3.7 Conclusion and future work

The “tsibble” is a new data abstraction to represent temporal data, allowing the “tidy data” principles to be brought to the time domain. Tidy data begins to take shape in the state of time with the introduction of the contextual semantics of index and key. A declared index provides direct support to the time variable; variables that comprise the key define observations over time. These semantics further determine unique data entries required for a valid tsibble. No matter how temporal data arrives, a tsibble respects a time index and maintains the data richness. A tsibble frictionlessly allows transformation, visualization and modeling, and smoothly shifts between them, allowing for rapid iteration to gain data insights.
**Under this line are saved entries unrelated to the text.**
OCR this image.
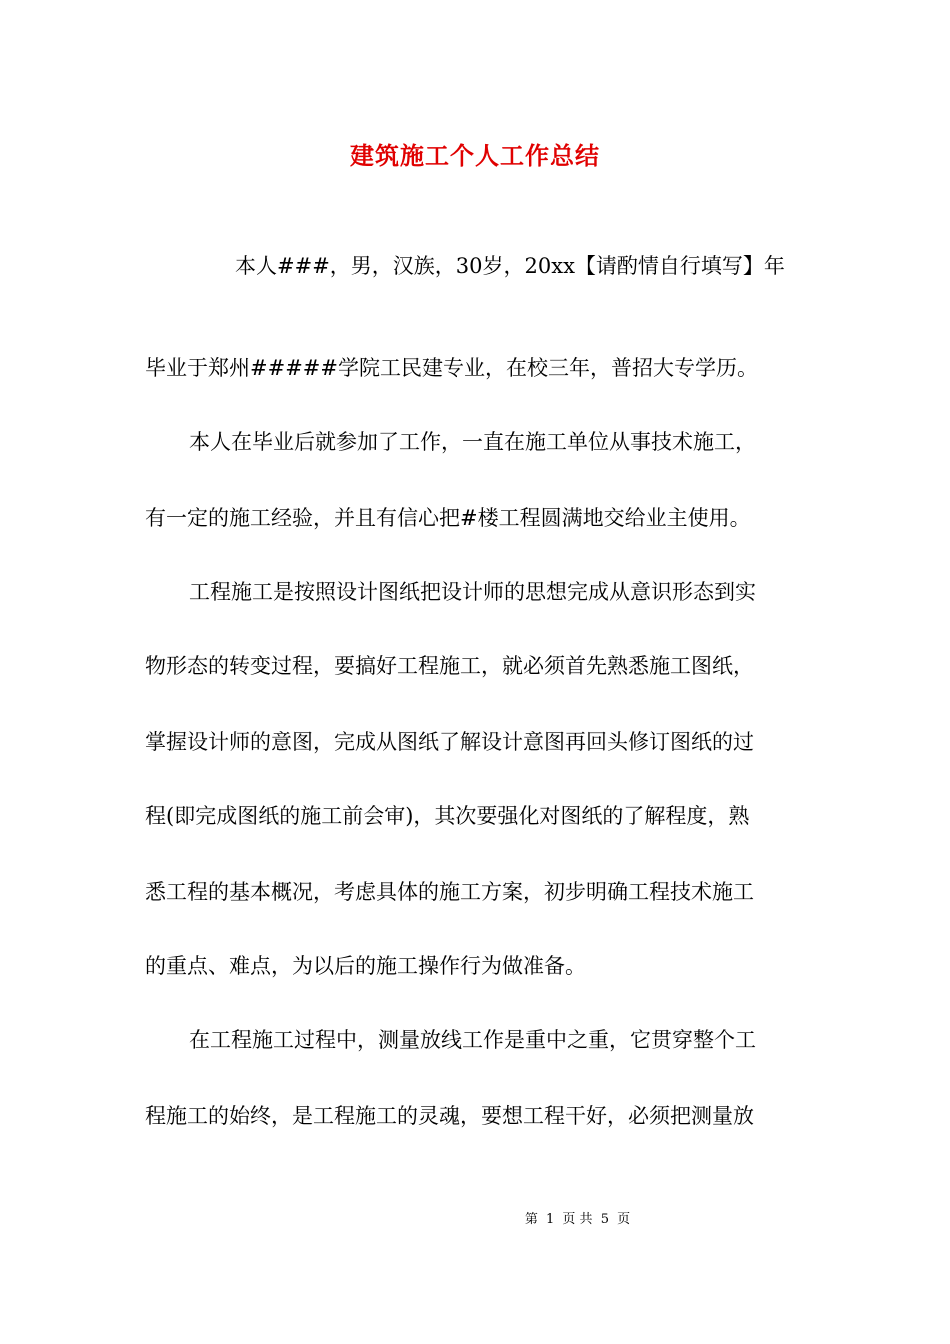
建筑施工个人工作总结
本人###，男，汉族，30岁，20xx【请酌情自行填写】年
毕业于郑州#####学院工民建专业，在校三年，普招大专学历。
本人在毕业后就参加了工作，一直在施工单位从事技术施工，
有一定的施工经验，并且有信心把#楼工程圆满地交给业主使用。
工程施工是按照设计图纸把设计师的思想完成从意识形态到实
物形态的转变过程，要搞好工程施工，就必须首先熟悉施工图纸，
掌握设计师的意图，完成从图纸了解设计意图再回头修订图纸的过
程(即完成图纸的施工前会审)，其次要强化对图纸的了解程度，熟
悉工程的基本概况，考虑具体的施工方案，初步明确工程技术施工
的重点、难点，为以后的施工操作行为做准备。
在工程施工过程中，测量放线工作是重中之重，它贯穿整个工
程施工的始终，是工程施工的灵魂，要想工程干好，必须把测量放
第 1 页 共 5 页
A missing piece of the tsibble package is to enable user-defined calendars and to respect structurally missing observations. For example, a call center may operate only between 9:00 am and 5:00 pm on week days, and stock trading resumes on Monday straight after Friday. No data available outside trading hours would be labeled as structural missingness, which tsibble currently disregards. However, a few R packages provide functionality to create and manage many sorts of calendars, including market-specific business calendars. Generally, custom calendars are easily embedded into the tsibble framework. Consequently these tsibble operators, like fill_gaps(), would work out of the box, and forecasts would be generated within its definable time range.

The tsibble package provides the grammar of temporal data manipulation, regardless of how the data is stored. Currently, it works for managing and manipulating temporal data frames in memory locally. But it is possible to work with remote tables stored in databases, such as SQLite and MySQL, using exactly the same tsibble code. This is left for future work.